Na contramão das pesquisas historicamente realizadas no Jardim São Remo, o Censo Vizinhanças USP oferece dados importantes para que a comunidade lide com seus problemas e explore suas potências
Gabriel Silveira e João Pedro Abdo
Visão Panorâmica Jardim São Remo (Fonte: Facebook)
A USP realizou entre janeiro de 2019 e abril de 2021 um censo com as comunidades vizinhas dos campi da universidade na cidade de S. Paulo. Este projeto foi coordenado pela cátedra Olavo Setubal de Arte, Ciência e Cultura do Instituto de Estudos Avançados (IEA). Publicado em agosto de 2022, o estudo levantou dados demográficos e traçou o perfil dos moradores de quatro comunidades: Jardim São Remo e Sem Terra, situadas no entorno da Cidade Universitária, e Jardim Keralux e Vila Guaraciaba, localizadas próximas à USP Leste.

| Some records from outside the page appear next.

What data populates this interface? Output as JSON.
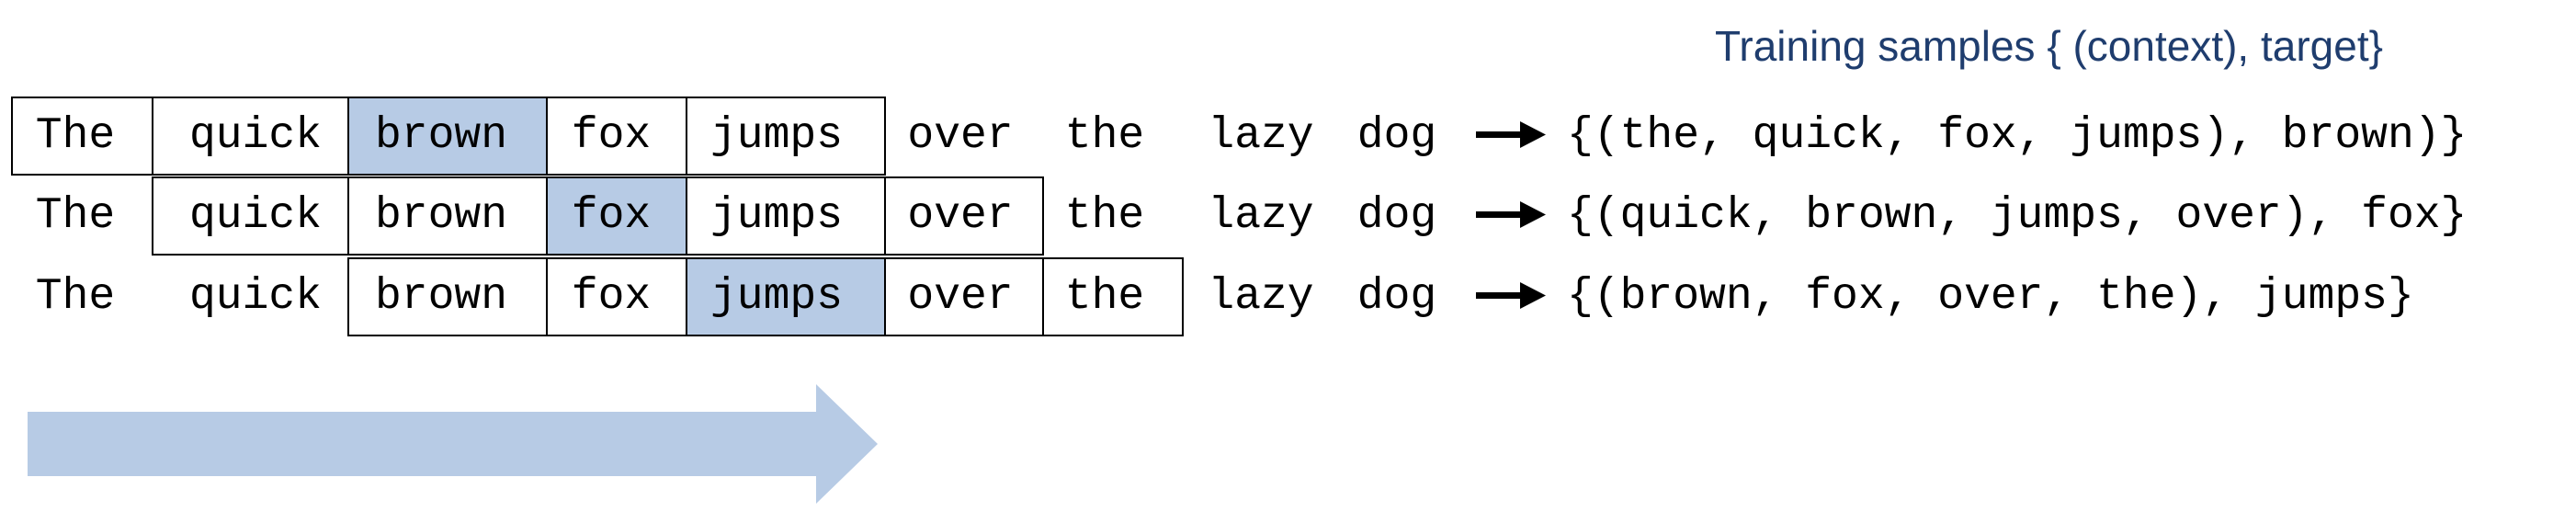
{
  "heading": "Training samples { (context), target}",
  "words": [
    "The",
    "quick",
    "brown",
    "fox",
    "jumps",
    "over",
    "the",
    "lazy",
    "dog"
  ],
  "rows": [
    {
      "window_start": 0,
      "window_end": 4,
      "target_index": 2,
      "sample": "{(the, quick, fox, jumps), brown)}"
    },
    {
      "window_start": 1,
      "window_end": 5,
      "target_index": 3,
      "sample": "{(quick, brown, jumps, over), fox}"
    },
    {
      "window_start": 2,
      "window_end": 6,
      "target_index": 4,
      "sample": "{(brown, fox, over, the), jumps}"
    }
  ],
  "colors": {
    "heading": "#1f3d6e",
    "target_fill": "#b7cbe5",
    "direction_arrow": "#b7cbe5",
    "border": "#000000"
  },
  "icons": {
    "row_arrow": "right-arrow-icon",
    "direction_arrow": "slide-direction-arrow-icon"
  }
}
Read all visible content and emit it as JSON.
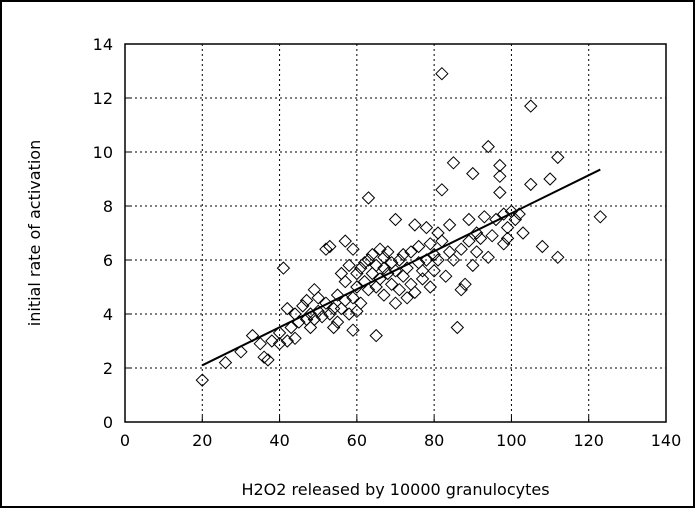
{
  "chart_data": {
    "type": "scatter",
    "title": "",
    "xlabel": "H2O2 released by 10000 granulocytes",
    "ylabel": "initial rate of activation",
    "xlim": [
      0,
      140
    ],
    "ylim": [
      0,
      14
    ],
    "xticks": [
      "0",
      "20",
      "40",
      "60",
      "80",
      "100",
      "120",
      "140"
    ],
    "yticks": [
      "0",
      "2",
      "4",
      "6",
      "8",
      "10",
      "12",
      "14"
    ],
    "grid": true,
    "legend": "none",
    "marker": "diamond",
    "colors": {
      "marker": "#000000",
      "trend": "#000000",
      "grid": "#000000"
    },
    "trendline": {
      "x": [
        20,
        123
      ],
      "y": [
        2.1,
        9.35
      ]
    },
    "points": [
      [
        20,
        1.55
      ],
      [
        26,
        2.2
      ],
      [
        30,
        2.6
      ],
      [
        33,
        3.2
      ],
      [
        35,
        2.9
      ],
      [
        36,
        2.4
      ],
      [
        37,
        2.3
      ],
      [
        38,
        3.0
      ],
      [
        40,
        2.9
      ],
      [
        40,
        3.3
      ],
      [
        41,
        5.7
      ],
      [
        42,
        3.0
      ],
      [
        42,
        4.2
      ],
      [
        43,
        3.5
      ],
      [
        44,
        3.1
      ],
      [
        44,
        4.0
      ],
      [
        45,
        3.7
      ],
      [
        46,
        4.3
      ],
      [
        47,
        3.8
      ],
      [
        47,
        4.5
      ],
      [
        48,
        4.0
      ],
      [
        48,
        3.5
      ],
      [
        49,
        4.9
      ],
      [
        49,
        3.8
      ],
      [
        50,
        4.1
      ],
      [
        50,
        4.6
      ],
      [
        51,
        3.9
      ],
      [
        52,
        4.4
      ],
      [
        52,
        6.4
      ],
      [
        53,
        6.5
      ],
      [
        53,
        4.0
      ],
      [
        54,
        3.5
      ],
      [
        54,
        4.2
      ],
      [
        55,
        4.7
      ],
      [
        55,
        3.7
      ],
      [
        56,
        5.5
      ],
      [
        56,
        4.2
      ],
      [
        57,
        6.7
      ],
      [
        57,
        5.2
      ],
      [
        57,
        4.5
      ],
      [
        58,
        5.8
      ],
      [
        58,
        4.0
      ],
      [
        59,
        6.4
      ],
      [
        59,
        4.6
      ],
      [
        59,
        3.4
      ],
      [
        60,
        5.0
      ],
      [
        60,
        4.1
      ],
      [
        60,
        5.5
      ],
      [
        61,
        5.7
      ],
      [
        61,
        4.4
      ],
      [
        62,
        5.9
      ],
      [
        62,
        5.2
      ],
      [
        63,
        8.3
      ],
      [
        63,
        6.0
      ],
      [
        63,
        4.9
      ],
      [
        64,
        5.5
      ],
      [
        64,
        6.2
      ],
      [
        65,
        5.0
      ],
      [
        65,
        5.8
      ],
      [
        65,
        3.2
      ],
      [
        66,
        6.4
      ],
      [
        66,
        5.3
      ],
      [
        67,
        5.7
      ],
      [
        67,
        4.7
      ],
      [
        67,
        6.1
      ],
      [
        68,
        5.5
      ],
      [
        68,
        6.3
      ],
      [
        69,
        5.1
      ],
      [
        69,
        5.9
      ],
      [
        70,
        7.5
      ],
      [
        70,
        5.6
      ],
      [
        70,
        4.4
      ],
      [
        71,
        6.0
      ],
      [
        71,
        4.9
      ],
      [
        72,
        5.4
      ],
      [
        72,
        6.2
      ],
      [
        73,
        4.6
      ],
      [
        73,
        5.7
      ],
      [
        74,
        6.3
      ],
      [
        74,
        5.1
      ],
      [
        75,
        7.3
      ],
      [
        75,
        4.8
      ],
      [
        76,
        5.9
      ],
      [
        76,
        6.5
      ],
      [
        77,
        5.3
      ],
      [
        77,
        5.6
      ],
      [
        78,
        6.0
      ],
      [
        78,
        7.2
      ],
      [
        79,
        6.6
      ],
      [
        79,
        5.0
      ],
      [
        80,
        6.2
      ],
      [
        80,
        5.6
      ],
      [
        81,
        7.0
      ],
      [
        81,
        6.0
      ],
      [
        82,
        12.9
      ],
      [
        82,
        8.6
      ],
      [
        82,
        6.7
      ],
      [
        83,
        5.4
      ],
      [
        84,
        6.3
      ],
      [
        84,
        7.3
      ],
      [
        85,
        9.6
      ],
      [
        85,
        6.0
      ],
      [
        86,
        3.5
      ],
      [
        87,
        4.9
      ],
      [
        87,
        6.4
      ],
      [
        88,
        5.1
      ],
      [
        89,
        7.5
      ],
      [
        89,
        6.7
      ],
      [
        90,
        9.2
      ],
      [
        90,
        5.8
      ],
      [
        91,
        6.3
      ],
      [
        91,
        7.0
      ],
      [
        92,
        6.8
      ],
      [
        93,
        7.6
      ],
      [
        94,
        10.2
      ],
      [
        94,
        6.1
      ],
      [
        95,
        6.9
      ],
      [
        96,
        7.5
      ],
      [
        97,
        9.5
      ],
      [
        97,
        8.5
      ],
      [
        97,
        9.1
      ],
      [
        98,
        6.6
      ],
      [
        98,
        7.7
      ],
      [
        99,
        7.2
      ],
      [
        99,
        6.8
      ],
      [
        100,
        7.8
      ],
      [
        101,
        7.5
      ],
      [
        102,
        7.7
      ],
      [
        103,
        7.0
      ],
      [
        105,
        11.7
      ],
      [
        105,
        8.8
      ],
      [
        108,
        6.5
      ],
      [
        110,
        9.0
      ],
      [
        112,
        9.8
      ],
      [
        112,
        6.1
      ],
      [
        123,
        7.6
      ]
    ]
  }
}
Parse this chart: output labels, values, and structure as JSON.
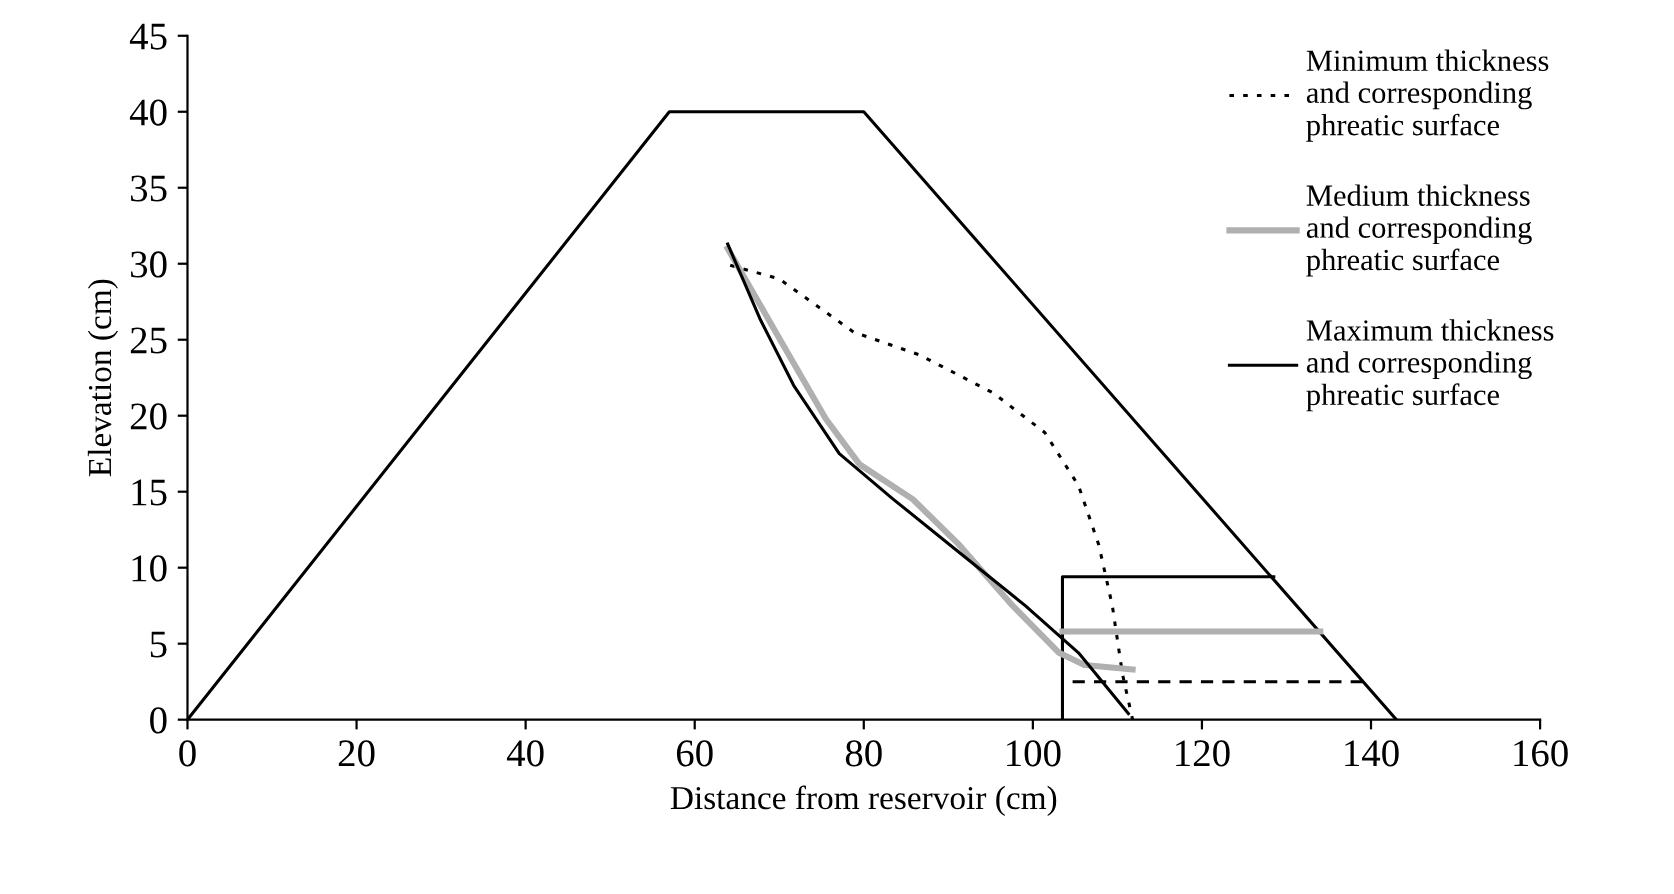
{
  "chart_data": {
    "type": "line",
    "xlabel": "Distance from reservoir (cm)",
    "ylabel": "Elevation (cm)",
    "xlim": [
      0,
      160
    ],
    "xticks": [
      0,
      20,
      40,
      60,
      80,
      100,
      120,
      140,
      160
    ],
    "ylim": [
      0,
      45
    ],
    "yticks": [
      0,
      5,
      10,
      15,
      20,
      25,
      30,
      35,
      40,
      45
    ],
    "grid": false,
    "legend": "top right",
    "marker": "none",
    "series": [
      {
        "color": "#000000",
        "line_style": "solid",
        "x": [
          0,
          57,
          80,
          143
        ],
        "values": [
          0,
          40,
          40,
          0
        ]
      },
      {
        "color": "#000000",
        "line_style": "solid",
        "x": [
          103.5,
          103.5,
          128.5
        ],
        "values": [
          0,
          9.4,
          9.4
        ]
      },
      {
        "color": "#b0b0b0",
        "line_style": "solid",
        "x": [
          103.5,
          134
        ],
        "values": [
          5.8,
          5.8
        ]
      },
      {
        "color": "#000000",
        "line_style": "dashed",
        "x": [
          104.7,
          139
        ],
        "values": [
          2.5,
          2.5
        ]
      },
      {
        "name": "Minimum thickness\nand corresponding\nphreatic surface",
        "color": "#000000",
        "line_style": "dotted",
        "x": [
          64.2,
          70.0,
          78.8,
          86.6,
          95.3,
          101.4,
          105.4,
          107.8,
          109.4,
          110.6,
          111.8
        ],
        "values": [
          29.9,
          29.0,
          25.5,
          24.0,
          21.5,
          18.9,
          15.4,
          11.5,
          7.5,
          3.0,
          0
        ]
      },
      {
        "name": "Medium thickness\nand corresponding\nphreatic surface",
        "color": "#b0b0b0",
        "line_style": "solid",
        "x": [
          63.9,
          70.0,
          75.5,
          79.5,
          85.8,
          91.3,
          97.6,
          103.1,
          106.1,
          111.8
        ],
        "values": [
          31.0,
          25.1,
          19.8,
          16.8,
          14.5,
          11.5,
          7.5,
          4.4,
          3.6,
          3.3
        ]
      },
      {
        "name": "Maximum thickness\nand corresponding\nphreatic surface",
        "color": "#000000",
        "line_style": "solid",
        "x": [
          63.9,
          67.7,
          71.7,
          77.1,
          83.5,
          91.3,
          99.1,
          105.4,
          111.3
        ],
        "values": [
          31.3,
          26.4,
          22.0,
          17.5,
          14.5,
          11.0,
          7.5,
          4.4,
          0.4
        ]
      }
    ]
  }
}
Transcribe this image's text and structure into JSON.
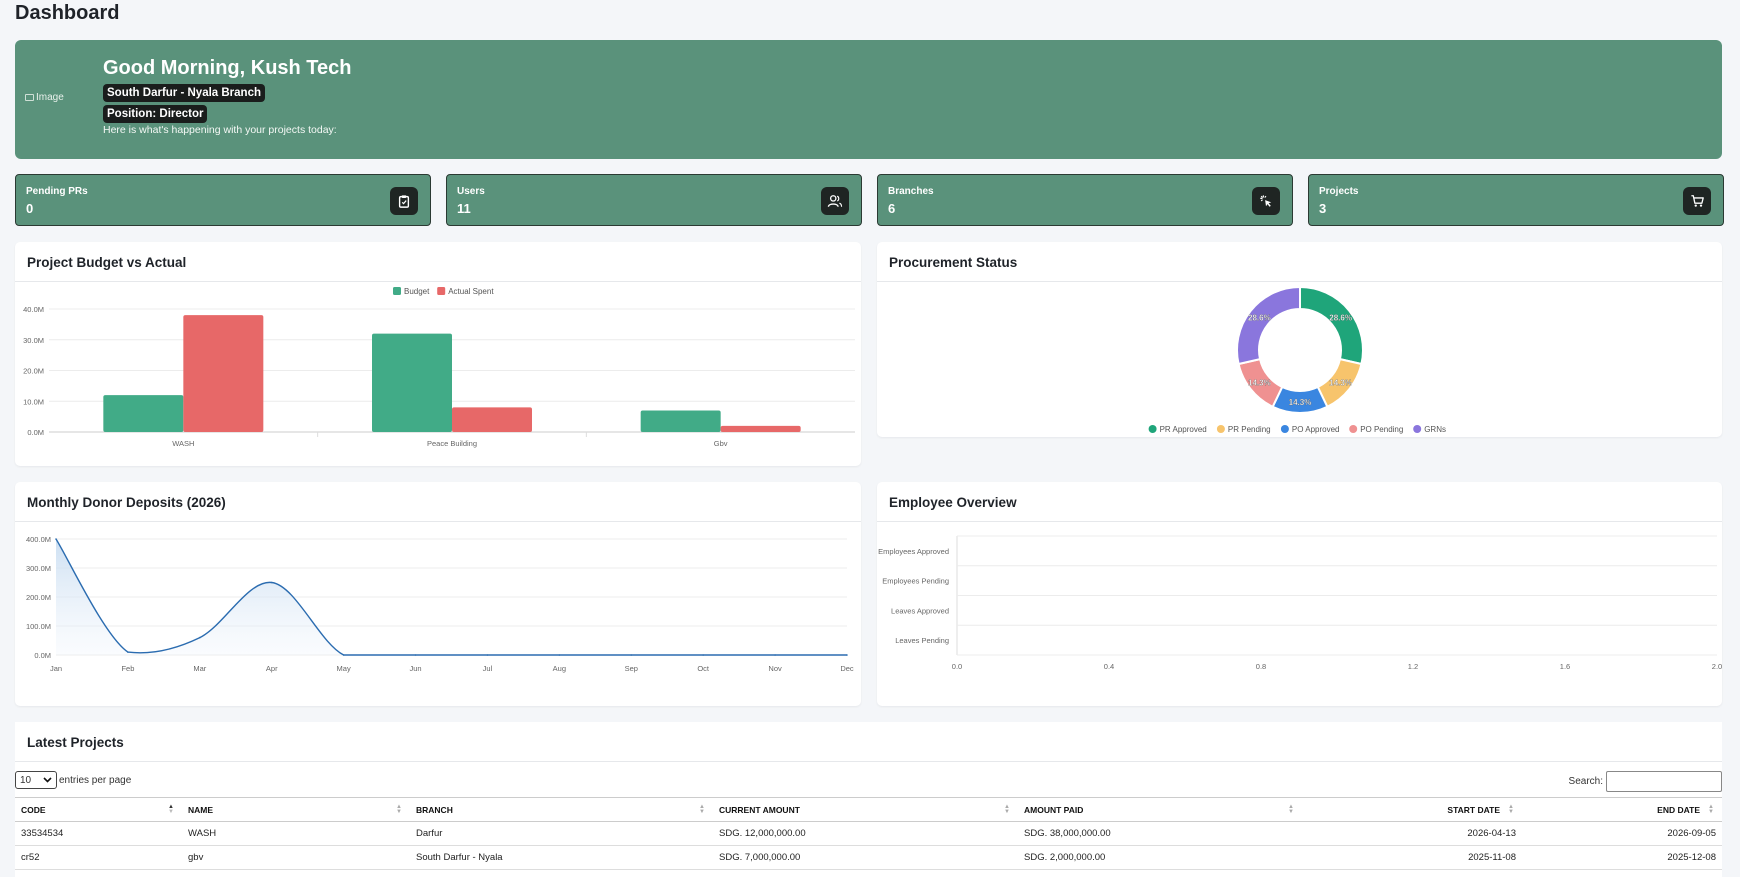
{
  "page": {
    "title": "Dashboard"
  },
  "welcome": {
    "image_alt": "Image",
    "greeting": "Good Morning, Kush Tech",
    "branch": "South Darfur - Nyala Branch",
    "position": "Position: Director",
    "subtitle": "Here is what's happening with your projects today:",
    "bg_color": "#5a927b"
  },
  "stats": [
    {
      "label": "Pending PRs",
      "value": "0",
      "icon": "clipboard-icon"
    },
    {
      "label": "Users",
      "value": "11",
      "icon": "users-icon"
    },
    {
      "label": "Branches",
      "value": "6",
      "icon": "pointer-click-icon"
    },
    {
      "label": "Projects",
      "value": "3",
      "icon": "cart-icon"
    }
  ],
  "budget_card": {
    "title": "Project Budget vs Actual"
  },
  "procurement_card": {
    "title": "Procurement Status"
  },
  "deposits_card": {
    "title": "Monthly Donor Deposits (2026)"
  },
  "employee_card": {
    "title": "Employee Overview"
  },
  "chart_data": [
    {
      "type": "bar",
      "title": "",
      "categories": [
        "WASH",
        "Peace Building",
        "Gbv"
      ],
      "series": [
        {
          "name": "Budget",
          "values": [
            12000000,
            32000000,
            7000000
          ],
          "color": "#41ab87"
        },
        {
          "name": "Actual Spent",
          "values": [
            38000000,
            8000000,
            2000000
          ],
          "color": "#e76868"
        }
      ],
      "yticks": [
        "0.0M",
        "10.0M",
        "20.0M",
        "30.0M",
        "40.0M"
      ],
      "ylim": [
        0,
        40000000
      ],
      "legend": "top-center",
      "grid": true
    },
    {
      "type": "pie",
      "subtype": "doughnut",
      "labels": [
        "PR Approved",
        "PR Pending",
        "PO Approved",
        "PO Pending",
        "GRNs"
      ],
      "values": [
        28.6,
        14.3,
        14.3,
        14.3,
        28.6
      ],
      "display_labels": [
        "28.6%",
        "14.3%",
        "14.3%",
        "14.3%",
        "28.6%"
      ],
      "colors": [
        "#1fa57a",
        "#f7c46c",
        "#3a86e0",
        "#ef9191",
        "#8a76dd"
      ],
      "legend": "bottom"
    },
    {
      "type": "area",
      "x": [
        "Jan",
        "Feb",
        "Mar",
        "Apr",
        "May",
        "Jun",
        "Jul",
        "Aug",
        "Sep",
        "Oct",
        "Nov",
        "Dec"
      ],
      "values": [
        400000000,
        10000000,
        60000000,
        250000000,
        0,
        0,
        0,
        0,
        0,
        0,
        0,
        0
      ],
      "yticks": [
        "0.0M",
        "100.0M",
        "200.0M",
        "300.0M",
        "400.0M"
      ],
      "ylim": [
        0,
        400000000
      ],
      "color": "#2b6cb0",
      "grid": true
    },
    {
      "type": "bar",
      "orientation": "horizontal",
      "categories": [
        "Employees Approved",
        "Employees Pending",
        "Leaves Approved",
        "Leaves Pending"
      ],
      "values": [
        0,
        0,
        0,
        0
      ],
      "xticks": [
        "0.0",
        "0.4",
        "0.8",
        "1.2",
        "1.6",
        "2.0"
      ],
      "xlim": [
        0,
        2.0
      ],
      "grid": true
    }
  ],
  "projects": {
    "title": "Latest Projects",
    "entries_value": "10",
    "entries_label": "entries per page",
    "search_label": "Search:",
    "columns": [
      "CODE",
      "NAME",
      "BRANCH",
      "CURRENT AMOUNT",
      "AMOUNT PAID",
      "START DATE",
      "END DATE"
    ],
    "rows": [
      [
        "33534534",
        "WASH",
        "Darfur",
        "SDG. 12,000,000.00",
        "SDG. 38,000,000.00",
        "2026-04-13",
        "2026-09-05"
      ],
      [
        "cr52",
        "gbv",
        "South Darfur - Nyala",
        "SDG. 7,000,000.00",
        "SDG. 2,000,000.00",
        "2025-11-08",
        "2025-12-08"
      ]
    ]
  }
}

A relação entre os campi e as comunidades é antiga. No caso do Jardim São Remo, por exemplo, sua história se mistura com a da própria Cidade Universitária. A origem remonta às décadas de 1960 e 1970, quando os trabalhadores que participaram da construção das faculdades e institutos do campus do Butantã ocuparam áreas no entorno. Entretanto, conforme explica Danilo Pereira Sato, supervisor de campo do censo e doutorando em Geografia Humana pela EACH-USP, as pesquisas realizadas pela USP na São Remo ocorriam geralmente de maneira verticalizada. Por exemplo, uma coluna do jornalista Matthew Shirts publicada pelo jornal O Estado de S. Paulo em 12 de novembro de 1997 de nome “O campus é do povo (3)” cita o depoimento de uma moradora que dizia se sentir uma “cobaia de laboratório” da Universidade.
"Então, eles vêm, pegam o que precisam e não dão retorno algum para a comunidade. Às vezes acontece de alguma faculdade ou outra fazer algum projeto e dar algum retorno", conta Reginaldo Santos, educador e presidente do Projeto Alavanca Brasil. Citando como exceção o jornal Notícias do Jardim São Remo, editado pela ECA-USP, e alguns projetos da FAU-USP, Reginaldo lembra que são poucas as iniciativas universitárias que realmente dão alguma devolutiva às comunidades.
Além disso, houve um receio entre os moradores mais antigos quanto à reintegração de posse do terreno onde vivem, que um dia pertenceu à Cidade Universitária. “Quando se falava que a USP iria fazer uma coleta de dados, [os moradores] já associavam com as piores coisas da face da terra, como ‘vão arrancar minha casa’, ‘porque eles querem esses dados?’, ‘o que eles vão fazer com isso?’”, diz Ericsson Magnavita, morador que, durante a pesquisa do censo, desempenhou o papel de articulador entre a comunidade e os pesquisadores.
O censo trouxe algumas mudanças que tentaram minimizar os problemas da integração entre a USP e a sua vizinhança, conforme explica Danilo Sato. Para que a cobertura total dos domicílios fosse atingida, por exemplo, a figura dos articuladores foi indispensável. “Nós tínhamos um ‘corpo a corpo’ a mais com a população, a gente entendia e conseguia ter uma sensibilidade maior do que o estudante que está aqui dentro só para desenvolver um projeto. Nós conseguimos passar para os dois lados a importância de cada um”, conta Ericsson.
Da distribuição de cestas básicas na pandemia à captação de recursos para projetos, os dados auxiliarão a comunidade. “O censo foi um retorno visível, então têm os livros que estão à disposição para a comunidade consultar. Além do site que têm as mesmas informações, que qualquer um pode ter acesso”, explica Reginaldo.